房子后面是峭壁,最让人惊讶的是,峭壁边缘没有栏杆,也没有标识,圣卿公主看着大月巫稳稳地走过去,一步一步,心都提起来了。再走一步,他就要坠身崖下时,他停了下来。
“过来。”大月巫不客气地吩咐圣卿公主道。
“不。”圣卿公主觉得腿上一阵酥麻,从小到大,她第一次胆怯了。她没有勇气站在悬崖的边上,她想逃。
“你记住,如果有一天你登上宝座,就是站在悬崖边上,你连这个勇气都没有,就乖乖做个男人背后的小女人。”大月巫的声音突然变得冷冽起来,不像在对公主说话,倒像在教训学生晚辈。
圣卿公主不想再听下去,她转身向外跑去,在门口,她迎面撞上了一个人。那人宫女的打扮,只是头上带着纱。圣卿公主不想让别人看到她的行踪,没敢细看就跑开了,走出很远,她突然想起,刚撞到一起时,宫女的面纱飞扬,她似乎看到了一张熟悉的脸。
圣卿公主还没有下决心二次去大月巫处探索,就传来了他的死讯,他是失足从悬崖跌落的。圣卿公主对这个早就预料到的结局有些失望,她总觉得太过巧合了。

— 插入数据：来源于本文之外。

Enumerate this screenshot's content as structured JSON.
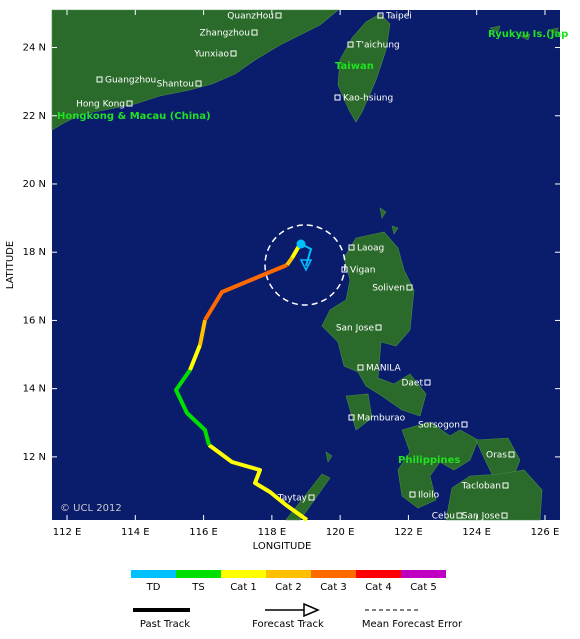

听说在选新的大月巫,圣卿公主像无头的苍蝇,乱闯乱撞,想找到一线生机。那夜她破例没有出去夜行,不是因为不想,而是突如其来的疲惫撂倒了她,太后身边是密不透风的智囊团,而她身边除了只会喋喋不休出馊主意的良辰,再没有别人了。她突然觉得好累,也许这样随波逐流也好,至少活得轻松,像死去的大月巫所说,她还没有站在悬崖边上的勇气,就不要去争那个位置。
她叫了夜宵,迟迟没有送来,今夜宫里格外冷清,她才想起是祭祀日,宫女多半都溜出去了,虽然大月巫还没选出来,神殿的小祭祀还是有的,因为这是信仰,并不能过多责备,也是宫女难得自由的日子。
“公主,请用夜宵。”送夜宵的宫女把托盘里的玉盅放在桌上,摆好勺子,这才弯腰过来恭请。
只一眼,圣卿公主就认出了那个女人,就是老宫女。
“你到底是谁?”直觉告诉圣卿公主,也许大月巫的死跟她有关系。
“说出来,也许会吓到公主。”老宫女没打算离开,跪坐在不远处,低着头。
“不怕,我还怕什么?你说。”圣卿公主无所谓地笑了笑。
“请公主看我的脸。”老宫女抬起头,垂着眼帘并不与圣卿公主对视。圣卿公主不觉有些好奇,认真看过去。这张脸,看着很面熟,不是那种认识很多年了见过很多次的熟,是骨子里的熟悉,那线条,嘴角略向上扬的轮廓,还有……
圣卿公主突然慌了,她不敢再看下去,端起玉盅猛吃了几口,就胡乱一推。
“撤了吧,我要睡了。”
“公主,时间不多了,如果现在不把事情说开,就再也没有机会了。”老宫女并没有离开的意思。